Former Chinese basketball player Yao Ming said Saturday swimmer Ye Shiwen deserves respect from the Americans and the decision of the Badminton World Federation(BWF) is a lesson to the Chinese team.
Yao, who retired last summer and becomes a basketball broadcaster for the Chinese Central Television in London, had a half-hour interview at the Xinhua office of the London Olympic Games Saturday afternoon. The accusation of Ye was one of his concerns.
"I can understand the Americans, who dominated the pool for decades. It's a common reaction," Yao said. "It happened when Usain Bolt (of Jamaica) emerged, and it happened again on Ye."
The 16-year-old Ye broke the women's 400m medley world record to win the gold medal by 4:28.43. Her success raised a wave of suspicions about doping.
John Leonard, head of the American Swimming Coaches Association, questioned Ye's freestyle time of 58.68 seconds in the last 100 meters as "unbelievable".
"Ye jumped out from nowhere to take away the glories that the Americans thought belonged to them for a long time. It's not a good feeling, same feeling for us if someone takes away the gold medal from the Chinese on table tennis. But I think the Americans were not gentlemen when they said like that," Yao said.
A debate of good results and Olympic spirits prevailed in China after eight badminton players from China, Indonesia and South Korea, were disqualified for match-fixing scandals in the women's double event on Wednesday.
Yao supported the decisions of the BWF but said he understood the feelings of the Chinese fans.
"Same king of things happened in basketball.

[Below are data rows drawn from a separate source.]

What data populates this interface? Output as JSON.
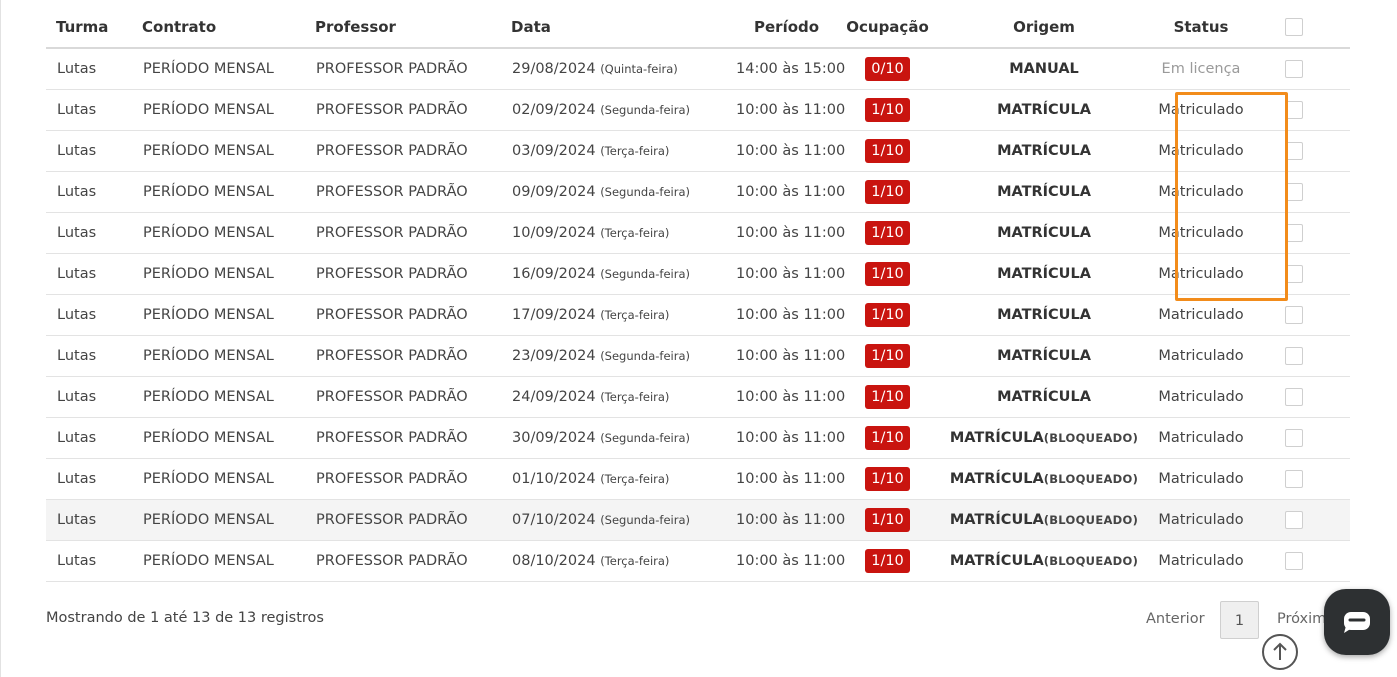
{
  "table": {
    "headers": {
      "turma": "Turma",
      "contrato": "Contrato",
      "professor": "Professor",
      "data": "Data",
      "periodo": "Período",
      "ocupacao": "Ocupação",
      "origem": "Origem",
      "status": "Status"
    },
    "rows": [
      {
        "turma": "Lutas",
        "contrato": "PERÍODO MENSAL",
        "professor": "PROFESSOR PADRÃO",
        "date": "29/08/2024",
        "weekday": "(Quinta-feira)",
        "periodo": "14:00 às 15:00",
        "ocupacao": "0/10",
        "origem": "MANUAL",
        "origem_sub": "",
        "status": "Em licença"
      },
      {
        "turma": "Lutas",
        "contrato": "PERÍODO MENSAL",
        "professor": "PROFESSOR PADRÃO",
        "date": "02/09/2024",
        "weekday": "(Segunda-feira)",
        "periodo": "10:00 às 11:00",
        "ocupacao": "1/10",
        "origem": "MATRÍCULA",
        "origem_sub": "",
        "status": "Matriculado"
      },
      {
        "turma": "Lutas",
        "contrato": "PERÍODO MENSAL",
        "professor": "PROFESSOR PADRÃO",
        "date": "03/09/2024",
        "weekday": "(Terça-feira)",
        "periodo": "10:00 às 11:00",
        "ocupacao": "1/10",
        "origem": "MATRÍCULA",
        "origem_sub": "",
        "status": "Matriculado"
      },
      {
        "turma": "Lutas",
        "contrato": "PERÍODO MENSAL",
        "professor": "PROFESSOR PADRÃO",
        "date": "09/09/2024",
        "weekday": "(Segunda-feira)",
        "periodo": "10:00 às 11:00",
        "ocupacao": "1/10",
        "origem": "MATRÍCULA",
        "origem_sub": "",
        "status": "Matriculado"
      },
      {
        "turma": "Lutas",
        "contrato": "PERÍODO MENSAL",
        "professor": "PROFESSOR PADRÃO",
        "date": "10/09/2024",
        "weekday": "(Terça-feira)",
        "periodo": "10:00 às 11:00",
        "ocupacao": "1/10",
        "origem": "MATRÍCULA",
        "origem_sub": "",
        "status": "Matriculado"
      },
      {
        "turma": "Lutas",
        "contrato": "PERÍODO MENSAL",
        "professor": "PROFESSOR PADRÃO",
        "date": "16/09/2024",
        "weekday": "(Segunda-feira)",
        "periodo": "10:00 às 11:00",
        "ocupacao": "1/10",
        "origem": "MATRÍCULA",
        "origem_sub": "",
        "status": "Matriculado"
      },
      {
        "turma": "Lutas",
        "contrato": "PERÍODO MENSAL",
        "professor": "PROFESSOR PADRÃO",
        "date": "17/09/2024",
        "weekday": "(Terça-feira)",
        "periodo": "10:00 às 11:00",
        "ocupacao": "1/10",
        "origem": "MATRÍCULA",
        "origem_sub": "",
        "status": "Matriculado"
      },
      {
        "turma": "Lutas",
        "contrato": "PERÍODO MENSAL",
        "professor": "PROFESSOR PADRÃO",
        "date": "23/09/2024",
        "weekday": "(Segunda-feira)",
        "periodo": "10:00 às 11:00",
        "ocupacao": "1/10",
        "origem": "MATRÍCULA",
        "origem_sub": "",
        "status": "Matriculado"
      },
      {
        "turma": "Lutas",
        "contrato": "PERÍODO MENSAL",
        "professor": "PROFESSOR PADRÃO",
        "date": "24/09/2024",
        "weekday": "(Terça-feira)",
        "periodo": "10:00 às 11:00",
        "ocupacao": "1/10",
        "origem": "MATRÍCULA",
        "origem_sub": "",
        "status": "Matriculado"
      },
      {
        "turma": "Lutas",
        "contrato": "PERÍODO MENSAL",
        "professor": "PROFESSOR PADRÃO",
        "date": "30/09/2024",
        "weekday": "(Segunda-feira)",
        "periodo": "10:00 às 11:00",
        "ocupacao": "1/10",
        "origem": "MATRÍCULA",
        "origem_sub": "(BLOQUEADO)",
        "status": "Matriculado"
      },
      {
        "turma": "Lutas",
        "contrato": "PERÍODO MENSAL",
        "professor": "PROFESSOR PADRÃO",
        "date": "01/10/2024",
        "weekday": "(Terça-feira)",
        "periodo": "10:00 às 11:00",
        "ocupacao": "1/10",
        "origem": "MATRÍCULA",
        "origem_sub": "(BLOQUEADO)",
        "status": "Matriculado"
      },
      {
        "turma": "Lutas",
        "contrato": "PERÍODO MENSAL",
        "professor": "PROFESSOR PADRÃO",
        "date": "07/10/2024",
        "weekday": "(Segunda-feira)",
        "periodo": "10:00 às 11:00",
        "ocupacao": "1/10",
        "origem": "MATRÍCULA",
        "origem_sub": "(BLOQUEADO)",
        "status": "Matriculado"
      },
      {
        "turma": "Lutas",
        "contrato": "PERÍODO MENSAL",
        "professor": "PROFESSOR PADRÃO",
        "date": "08/10/2024",
        "weekday": "(Terça-feira)",
        "periodo": "10:00 às 11:00",
        "ocupacao": "1/10",
        "origem": "MATRÍCULA",
        "origem_sub": "(BLOQUEADO)",
        "status": "Matriculado"
      }
    ]
  },
  "footer": {
    "info": "Mostrando de 1 até 13 de 13 registros",
    "prev": "Anterior",
    "page": "1",
    "next": "Próximo"
  },
  "icons": {
    "scroll_top": "arrow-up-circle-icon",
    "chat": "chat-bubble-icon"
  },
  "colors": {
    "badge": "#c9140f",
    "highlight_outline": "#f28c1b",
    "chat_button": "#2d3032"
  }
}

It's a simple question. Is the match-fixing scandal right? Does a gold medal value more than anything else?" Yao asked.
"My stand to the issue is clear, and I accept different oppinions. People have different attitudes to the Olympics and I must say some sports need to polish the rules. I feel really sorry for the punished players. They are the victims," Yao added.
He watched his former teammates lost all four matches so far in the tournament and missed the knock-out round for the first time since 2000.
"What the Chinese men's team did were more than the scores showed. We had tried our best. I don't think I'm the person who can make changes. The development of the Chinese basketball cannot rely on a single player or a single coach. We should do something on the system."
Yao was glad to watch the women's counterpart advance into the quarter-finals with three wins and one loss.
"They deserved what they achieved in the Olympics. They set off the journey like underdogs but made things happen with their dominant performances."